Forget what is in the best interests of the country. Government Brexiteers moved on to asking, “What is in the best interests of my party?” Now it appears they have moved on to, “What is in the best interests of my political career?” That is, what Brexit position do I take that will get me elected Tory leader?
The answer is to promise the most extreme Brexit possible: a No Deal scenario where we walk away from the negotiating table with nothing agreed. We would fall off the Brexit cliff next March with no withdrawal deal with the EU, no access to our regulatory agencies, and no safety nets in place. Any future trade talks would be over.
The War of the Tory Succession is being fought on the Brexit battlefield, and while they sit comfortably in their ivory towers surrounded by herds of pink unicorns, the lives which will be impacted the most by these decisions are the likes of you and me.
The interests of the country are being compromised by Brexit careerists who have set their sights on the Conservative party crown and will stop at nothing to get it. Political posturing of the worst kind puts ‘No Deal’ back on the table.
As the details of the withdrawal deal become clear, what would be anti-democratic would be to give the public no further say in decisions that will dictate the country’s future for decades to come.
We’d be leaving the country’s future in the hands of Boris Johnson, Michael Gove and Jacob Rees-Mogg, whom I believe cannot be trusted to act on anything other than their own self-interest. The only solution is a People’s Vote on the final Brexit deal - without No Deal on the ballot paper.
A No Deal Brexit would not mark the dawn of a Golden Age of Britain where we make a comeback as a world superpower and go running back to the Empire, as Nigel Farage would have you believe. It has instead begun a race to the bottom in the Conservative party as politicians strive to outdo each other on who can offer the most immediate and most extreme Brexit.
Just look at ex-public school (aren’t they all?) Brexit cheerleader Daniel Hannan, who said during the referendum that “absolutely nobody is talking about threatening our place in the Single Market”. Fast forward two years and he’s now dropped that pledge and pitched himself at The Sun, where he frequently attacks other members of his party for not being Brexity enough.
Or there’s the carefully constructed Jacob Rees-Mogg, whose solution to the Northern Ireland border issue is to force the Republic of Ireland to leave the European Union as well. Ireland was never part of the Empire for a reason.
Many of these Brexiteers suggested No Deal before Theresa May had even got to the negotiating table. They don’t see it as a fallback position, they absurdly present No Deal as the desirable option.

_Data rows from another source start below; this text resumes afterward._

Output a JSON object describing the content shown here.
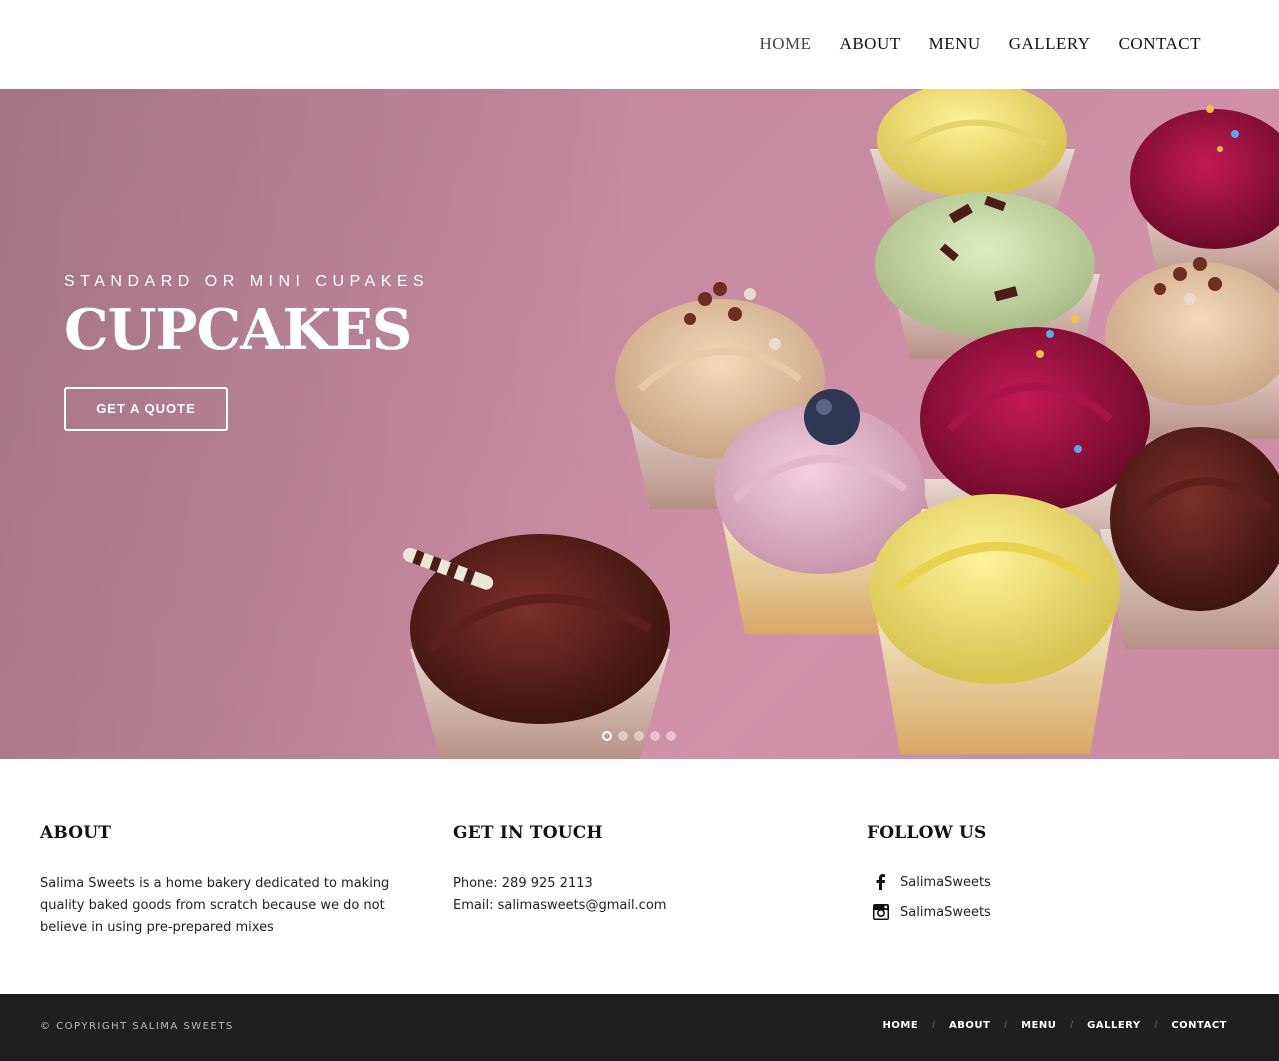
{
  "nav": {
    "items": [
      "HOME",
      "ABOUT",
      "MENU",
      "GALLERY",
      "CONTACT"
    ],
    "active": "HOME"
  },
  "hero": {
    "subtitle": "STANDARD OR MINI CUPAKES",
    "title": "CUPCAKES",
    "button": "GET A QUOTE",
    "slides": 5,
    "active_slide": 1,
    "bg_color": "#c48a9e"
  },
  "about": {
    "heading": "ABOUT",
    "text": "Salima Sweets is a home bakery dedicated to making quality baked goods from scratch because we do not believe in using pre-prepared mixes"
  },
  "contact": {
    "heading": "GET IN TOUCH",
    "phone": "Phone: 289 925 2113",
    "email": "Email: salimasweets@gmail.com"
  },
  "follow": {
    "heading": "FOLLOW US",
    "facebook": {
      "icon": "facebook-icon",
      "label": "SalimaSweets"
    },
    "instagram": {
      "icon": "instagram-icon",
      "label": "SalimaSweets"
    }
  },
  "footer": {
    "copyright": "© COPYRIGHT SALIMA SWEETS",
    "links": [
      "HOME",
      "ABOUT",
      "MENU",
      "GALLERY",
      "CONTACT"
    ],
    "separator": "/",
    "bg_color": "#1f1f1f"
  }
}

And let’s be clear, No Deal was never ‘negotiation leverage’. If self-harm is negotiation leverage, then someone tell my dad that if he doesn’t buy me a Ferrari right now, I’ll crash my Škoda Citigo.
Brexit careerists thrive on disaster capitalism. A No Deal Brexit would present them with the opportunity to deregulate en masse, to sell off more public services, and to ensure many more years of austerity, having promised the opposite - this mob want us to chase fool’s gold!
We must not let them hijack a People’s Vote. Having ‘No Deal’ on the ballot paper would be deeply irresponsible. We cannot allow the notion of crashing out to be normalised.
Let’s learn from the 2016 referendum, and make sure that future public votes are done properly, responsibly, and are driven by the people, not by careerist politicians. Either the Brexit ultras of Rees-Mogg, Gove, Johnson and Hannan will leverage their power and take the decisions, or we the people will.
Don’t let them. Take back control. We decide. Demand a People’s Vote on the final deal.